Data and analysis approximately corresponding to pic (c):

       y       x1       x2
1.644540 1.063845  .351188
1.785204 -1.20315  .200000
-1.36357 -.466514 -.961069
 .314549 1.175054  .800000
 .317955 -.100612  .858597
 .970097 1.438904 1.000000
 .664388 1.204048  .292670
-.870252 -.993857 -1.89018
1.962192 -.587540 -.275352
1.036381 -.110834 -.246448
 .007415 -.069234 1.447422
1.634353  .965370  .467095
 .219813  .553268  .348095
-.285774  .358621  .166708
1.498758 -2.87971 -1.13757
1.671538 -.810708  .396034
1.462036 -.057677 1.401522
-.563266  .904716 -.744522
 .297874  .561898 -.929709
-1.54898 -1.26108 -.838295

Observe that $X_1$ in the last example served as suppressor. Its zero-order correlation with $Y$ is practically zero but its part correlation is much larger by magnitude, $-.224$. It strengthened to some extent the predictive force of $X_2$ (from $.419$, a would-be beta in simple regression with it, to beta $.538$ in the multiple regression).

Answer 4

I agree with the previous answer but hope I can contribute by giving more details.

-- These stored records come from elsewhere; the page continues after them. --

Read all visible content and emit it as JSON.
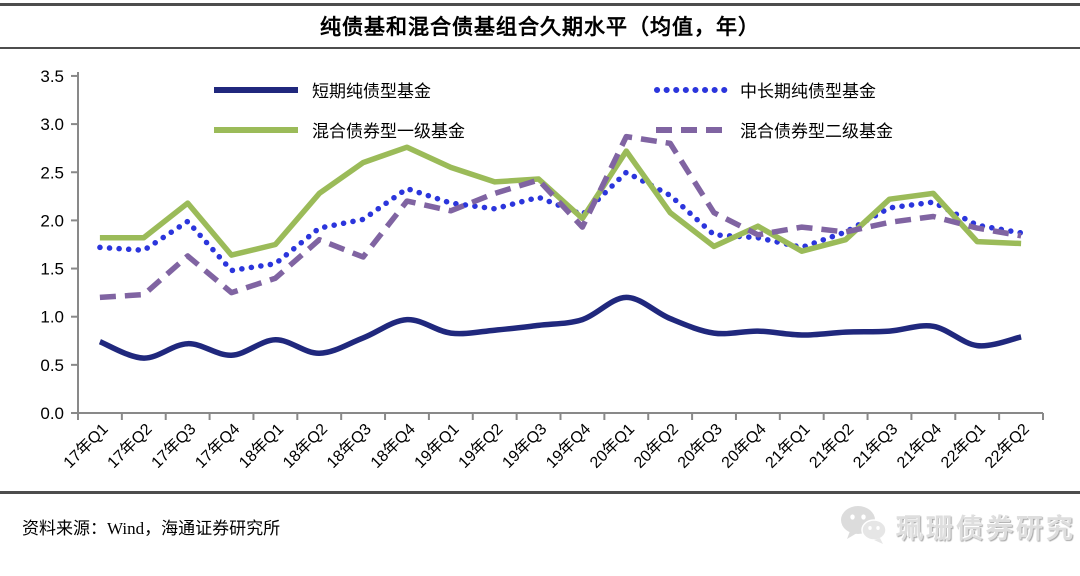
{
  "title": "纯债基和混合债基组合久期水平（均值，年）",
  "footer": {
    "source": "资料来源：Wind，海通证券研究所",
    "watermark": "珮珊债券研究"
  },
  "chart_data": {
    "type": "line",
    "title": "纯债基和混合债基组合久期水平（均值，年）",
    "xlabel": "",
    "ylabel": "",
    "ylim": [
      0,
      3.5
    ],
    "ytick_step": 0.5,
    "grid": false,
    "legend_position": "top",
    "axis_color": "#898989",
    "categories": [
      "17年Q1",
      "17年Q2",
      "17年Q3",
      "17年Q4",
      "18年Q1",
      "18年Q2",
      "18年Q3",
      "18年Q4",
      "19年Q1",
      "19年Q2",
      "19年Q3",
      "19年Q4",
      "20年Q1",
      "20年Q2",
      "20年Q3",
      "20年Q4",
      "21年Q1",
      "21年Q2",
      "21年Q3",
      "21年Q4",
      "22年Q1",
      "22年Q2"
    ],
    "series": [
      {
        "name": "短期纯债型基金",
        "color": "#20287d",
        "style": "solid",
        "smooth": true,
        "values": [
          0.74,
          0.57,
          0.72,
          0.6,
          0.76,
          0.62,
          0.78,
          0.97,
          0.83,
          0.86,
          0.91,
          0.97,
          1.2,
          0.98,
          0.83,
          0.85,
          0.81,
          0.84,
          0.85,
          0.9,
          0.7,
          0.79
        ]
      },
      {
        "name": "中长期纯债型基金",
        "color": "#2b35dc",
        "style": "dotted",
        "smooth": false,
        "values": [
          1.72,
          1.69,
          1.99,
          1.48,
          1.55,
          1.92,
          2.01,
          2.33,
          2.18,
          2.12,
          2.24,
          2.06,
          2.5,
          2.26,
          1.85,
          1.82,
          1.72,
          1.88,
          2.13,
          2.19,
          1.95,
          1.87
        ]
      },
      {
        "name": "混合债券型一级基金",
        "color": "#9bbb59",
        "style": "solid",
        "smooth": false,
        "values": [
          1.82,
          1.82,
          2.18,
          1.64,
          1.75,
          2.28,
          2.6,
          2.76,
          2.55,
          2.4,
          2.43,
          2.02,
          2.72,
          2.08,
          1.73,
          1.94,
          1.68,
          1.8,
          2.22,
          2.28,
          1.78,
          1.76
        ]
      },
      {
        "name": "混合债券型二级基金",
        "color": "#8064a2",
        "style": "dashed",
        "smooth": false,
        "values": [
          1.2,
          1.23,
          1.63,
          1.25,
          1.4,
          1.8,
          1.62,
          2.2,
          2.1,
          2.28,
          2.42,
          1.93,
          2.87,
          2.8,
          2.08,
          1.85,
          1.93,
          1.88,
          1.98,
          2.04,
          1.92,
          1.84
        ]
      }
    ]
  }
}
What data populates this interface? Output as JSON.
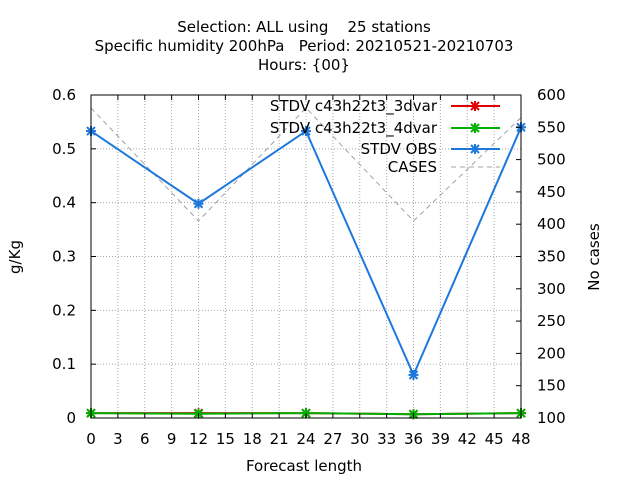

The correlation coefficient is just measuring the linear dependence between $X$ and $Y$ and it's not controlling for the fact that other variables might be involved in the relationship as well. In fact the correlation coefficient equals the slope parameter of the following regression scaled by $x$ and $y$ standard deviations :

$Y = a + \beta x + u$

where $\hat \rho_{yx} = \hat \beta \hat\sigma_x/\hat\sigma_y$

But what happens if $Y$ is generated by other variables as well, thus the real model is something like:

$Y = a + \beta x + \sum_j\alpha_jz_j + u$

Under this real model, it becomes obvious that estimating the first one (only with x) will yield a biased $\beta$ estimate as that model is omitting the $z_j$ regressors(this implies that $\rho$ is also biased !). So your results are in line with the fact that the omitted variables are relevant. To deal with this issue , theory on correlation analysis provides the partial correlation coefficient (I'm sure you will find references on this) which basically calculates $\rho_{xy|z}$ from the latter estimating equation that controls for $z_j$.